Anos antes desse ataque, a agência já havia vivenciado três incidentes de segurança distintos envolvendo aeronaves não tripuladas, incluindo um episódio em dezembro de 2015, quando um drone civil aproximou-se da comitiva do presidente Barack Obama no Havaí, e outro em maio de 2016, quando um operador voou a cerca de 60 metros (200 pés) de altura sobre uma multidão em um comício na Califórnia para o então candidato presidencial Bernie Sanders.
Em janeiro de 2021, agentes também avistaram vários drones perto da cerimônia de posse presidencial em Washington, antes de descobrirem que se tratava de aeronaves autorizadas, operadas pelo Serviço de Alfândega e Proteção de Fronteiras dos EUA.

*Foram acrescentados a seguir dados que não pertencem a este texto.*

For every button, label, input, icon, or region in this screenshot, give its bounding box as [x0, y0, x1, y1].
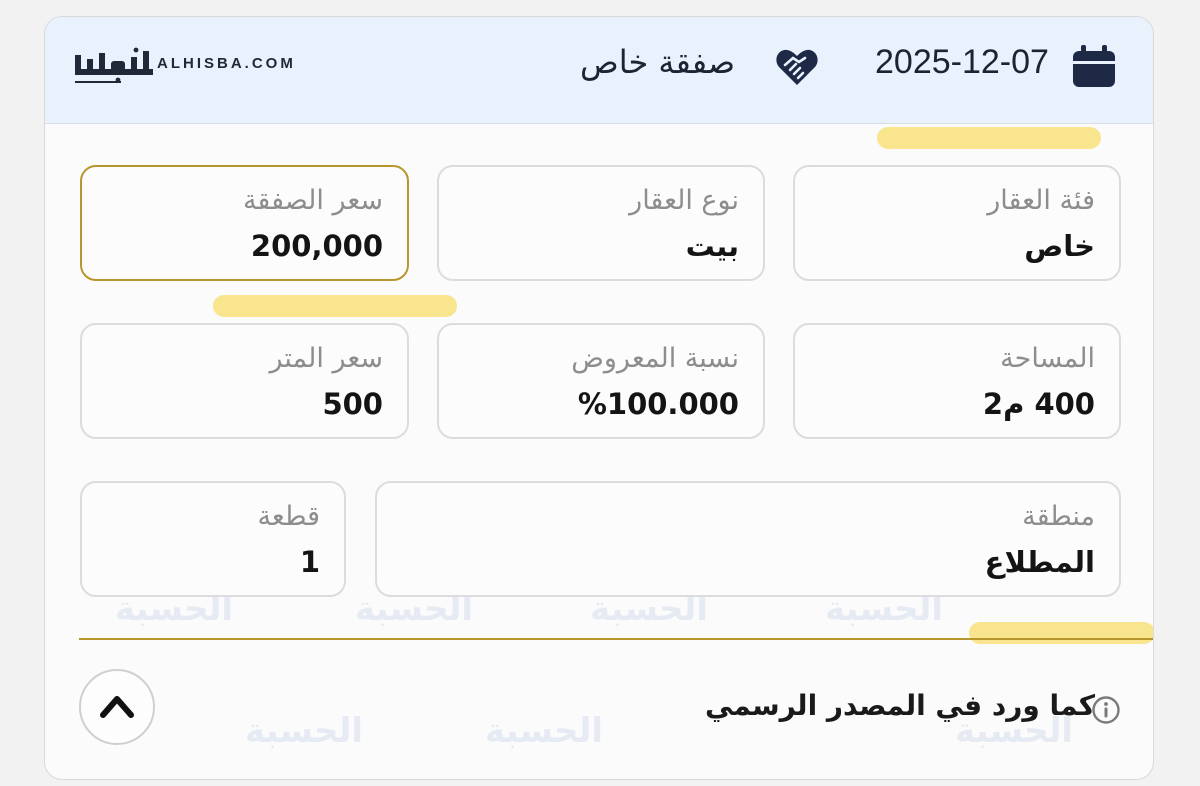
region-label: منطقة — [1022, 501, 1095, 532]
plot-value: 1 — [299, 545, 320, 579]
highlight-mark — [969, 622, 1153, 644]
deal-type: صفقة خاص — [580, 43, 736, 81]
highlight-mark — [877, 127, 1101, 149]
price-per-meter-field[interactable]: سعر المتر 500 — [80, 323, 409, 439]
source-note: كما ورد في المصدر الرسمي — [705, 689, 1096, 722]
property-category-field[interactable]: فئة العقار خاص — [793, 165, 1121, 281]
alhisba-logo — [75, 47, 153, 83]
watermark: الحسبة — [485, 711, 604, 751]
region-value: المطلاع — [984, 545, 1095, 579]
calendar-icon — [1073, 45, 1115, 87]
offered-ratio-value: %100.000 — [577, 387, 739, 421]
property-type-value: بيت — [685, 229, 739, 263]
region-field[interactable]: منطقة المطلاع — [375, 481, 1121, 597]
price-label: سعر الصفقة — [242, 185, 383, 216]
offered-ratio-field[interactable]: نسبة المعروض %100.000 — [437, 323, 765, 439]
plot-field[interactable]: قطعة 1 — [80, 481, 346, 597]
price-per-meter-value: 500 — [322, 387, 383, 421]
collapse-button[interactable] — [79, 669, 155, 745]
price-per-meter-label: سعر المتر — [269, 343, 383, 374]
property-type-label: نوع العقار — [629, 185, 739, 216]
area-field[interactable]: المساحة 400 م2 — [793, 323, 1121, 439]
logo-text: ALHISBA.COM — [157, 55, 296, 72]
area-label: المساحة — [1000, 343, 1095, 374]
info-icon — [1092, 696, 1120, 724]
property-type-field[interactable]: نوع العقار بيت — [437, 165, 765, 281]
property-category-label: فئة العقار — [987, 185, 1095, 216]
deal-card: الحسبة الحسبة الحسبة الحسبة الحسبة الحسب… — [44, 16, 1154, 780]
card-header: ALHISBA.COM صفقة خاص 2025-12-07 — [45, 17, 1153, 124]
highlight-mark — [213, 295, 457, 317]
price-value: 200,000 — [250, 229, 383, 263]
area-value: 400 م2 — [982, 387, 1095, 421]
property-category-value: خاص — [1024, 229, 1095, 263]
plot-label: قطعة — [257, 501, 320, 532]
watermark: الحسبة — [245, 711, 364, 751]
handshake-heart-icon — [776, 49, 818, 85]
price-field[interactable]: سعر الصفقة 200,000 — [80, 165, 409, 281]
gold-divider — [79, 638, 1153, 640]
deal-date: 2025-12-07 — [875, 43, 1049, 81]
chevron-up-icon — [100, 696, 134, 718]
offered-ratio-label: نسبة المعروض — [571, 343, 739, 374]
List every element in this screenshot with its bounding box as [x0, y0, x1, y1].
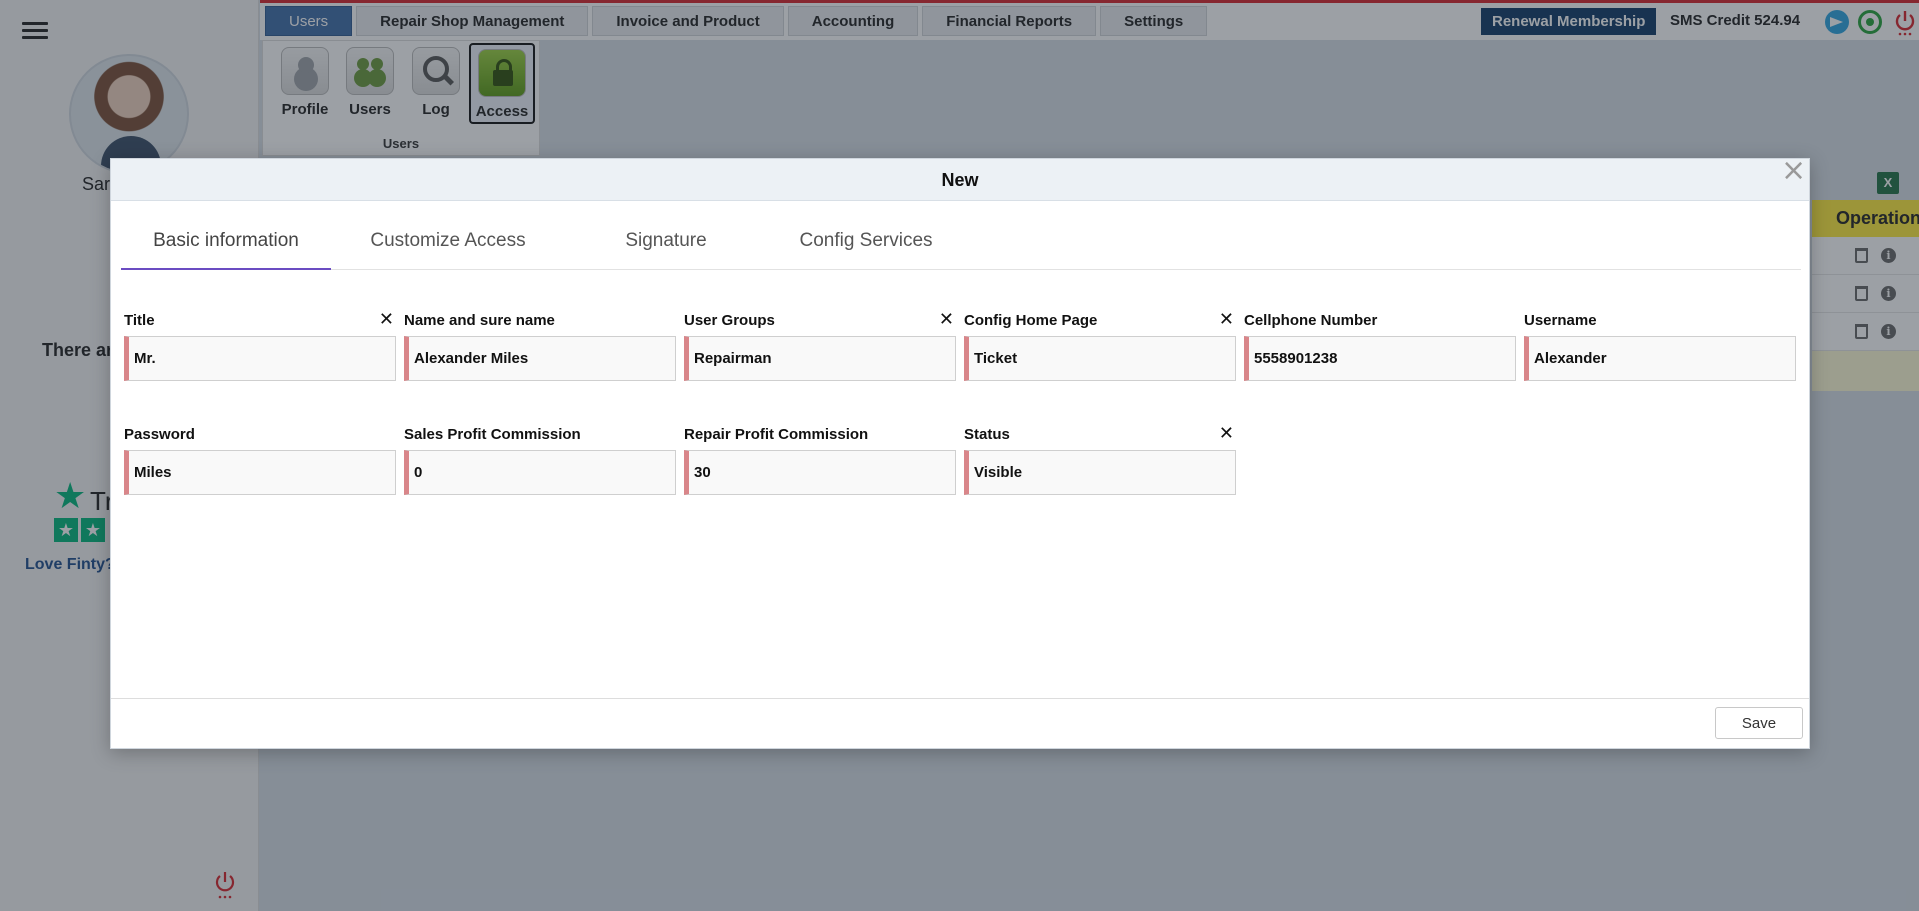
repair-commission-label: Repair Profit Commission — [684, 426, 869, 443]
config-home-page-label-text: Config Home Page — [964, 312, 1098, 329]
tab-basic-information[interactable]: Basic information — [121, 211, 331, 270]
clear-icon[interactable]: ✕ — [1219, 311, 1234, 329]
config-home-page-label: Config Home Page ✕ — [964, 311, 1236, 330]
user-groups-field: User Groups ✕ — [684, 311, 956, 381]
modal-title: New — [941, 170, 979, 190]
close-icon[interactable]: × — [1781, 156, 1806, 186]
new-user-modal: New × Basic information Customize Access… — [110, 156, 1810, 749]
password-input[interactable] — [124, 450, 396, 495]
user-groups-select[interactable] — [684, 336, 956, 381]
tab-customize-access[interactable]: Customize Access — [357, 211, 539, 270]
cellphone-label: Cellphone Number — [1244, 312, 1378, 329]
status-label: Status ✕ — [964, 425, 1236, 444]
status-field: Status ✕ — [964, 425, 1236, 495]
repair-commission-field: Repair Profit Commission — [684, 426, 956, 495]
save-button[interactable]: Save — [1715, 707, 1803, 739]
username-input[interactable] — [1524, 336, 1796, 381]
title-field: Title ✕ — [124, 311, 396, 381]
user-groups-label: User Groups ✕ — [684, 311, 956, 330]
username-field: Username — [1524, 312, 1796, 381]
modal-header: New × — [111, 156, 1809, 201]
clear-icon[interactable]: ✕ — [379, 311, 394, 329]
sales-commission-input[interactable] — [404, 450, 676, 495]
tab-signature[interactable]: Signature — [601, 211, 731, 270]
password-label: Password — [124, 426, 195, 443]
title-label: Title ✕ — [124, 311, 396, 330]
full-name-field: Name and sure name — [404, 312, 676, 381]
password-field: Password — [124, 426, 396, 495]
tab-config-services[interactable]: Config Services — [781, 211, 951, 270]
clear-icon[interactable]: ✕ — [939, 311, 954, 329]
title-label-text: Title — [124, 312, 155, 329]
status-select[interactable] — [964, 450, 1236, 495]
full-name-input[interactable] — [404, 336, 676, 381]
sales-commission-field: Sales Profit Commission — [404, 426, 676, 495]
sales-commission-label: Sales Profit Commission — [404, 426, 581, 443]
username-label: Username — [1524, 312, 1597, 329]
modal-footer: Save — [111, 698, 1809, 748]
user-groups-label-text: User Groups — [684, 312, 775, 329]
clear-icon[interactable]: ✕ — [1219, 425, 1234, 443]
config-home-page-select[interactable] — [964, 336, 1236, 381]
cellphone-field: Cellphone Number — [1244, 312, 1516, 381]
status-label-text: Status — [964, 426, 1010, 443]
repair-commission-input[interactable] — [684, 450, 956, 495]
title-input[interactable] — [124, 336, 396, 381]
full-name-label: Name and sure name — [404, 312, 555, 329]
cellphone-input[interactable] — [1244, 336, 1516, 381]
modal-tabs: Basic information Customize Access Signa… — [121, 211, 1801, 270]
config-home-page-field: Config Home Page ✕ — [964, 311, 1236, 381]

Apesar dessas situações de risco, o Serviço Secreto nunca atualizou suas políticas de proteção para abordar o uso de drones civis — embora tenha definido a responsabilidade interna principal por contramedidas após 2021 — e as autoridades nunca exigiram que os agentes documentassem os motivos pelos quais optaram por não tomar outras providências.
A auditoria do Congresso revelou que, entre os anos fiscais de 2015 e 2025, o Serviço Secreto registrou 83 incidentes de segurança que interromperam as operações normais de proteção, mas implementou atualizações de políticas em resposta a apenas 25 deles (cerca de 30%). Como os agentes não eram obrigados a justificar a manutenção do status quo nos 58 incidentes restantes, os avaliadores internos não dispunham dos registros históricos necessários para identificar riscos operacionais emergentes antes que fossem explorados por adversários.
Essa falha em relação aos drones fazia parte de um padrão mais amplo de negligência organizacional em toda a agência. O relatório revelou que o Serviço Secreto não revisou nem atualizou oito de suas 22 políticas de planejamento prévio dentro do ciclo obrigatório de quatro anos, deixando algumas diretrizes para viagens ao exterior sem revisão desde julho de 2001.
Uma análise anterior do GAO, citada no relatório, também constatou que a equipe de segurança avançada responsável pelo comício em Butler não consultou as políticas do Serviço Secreto, uma vez que as diretrizes eram genéricas e não forneciam detalhes específicos sobre funções e responsabilidades.
A auditoria também expôs falhas persistentes na coordenação interinstitucional entre o Serviço Secreto e o Serviço de Segurança Diplomática do Departamento de Estado dos EUA, órgãos que compartilham atribuições na proteção de dignitários e líderes estrangeiros em visita ao país.
O memorando de entendimento vigente entre as duas agências não é atualizado desde 1991, apesar da exigência de revisões anuais. Como resultado, o acordo em vigor não traz orientações sobre táticas de combate a drones, omite novas categorias de autoridades com direito à proteção federal e ainda identifica incorretamente o Serviço Secreto como um departamento vinculado ao Departamento do Tesouro dos EUA — mais de duas décadas após sua transferência para o Departamento de Segurança Interna dos EUA, ocorrida em março de 2003.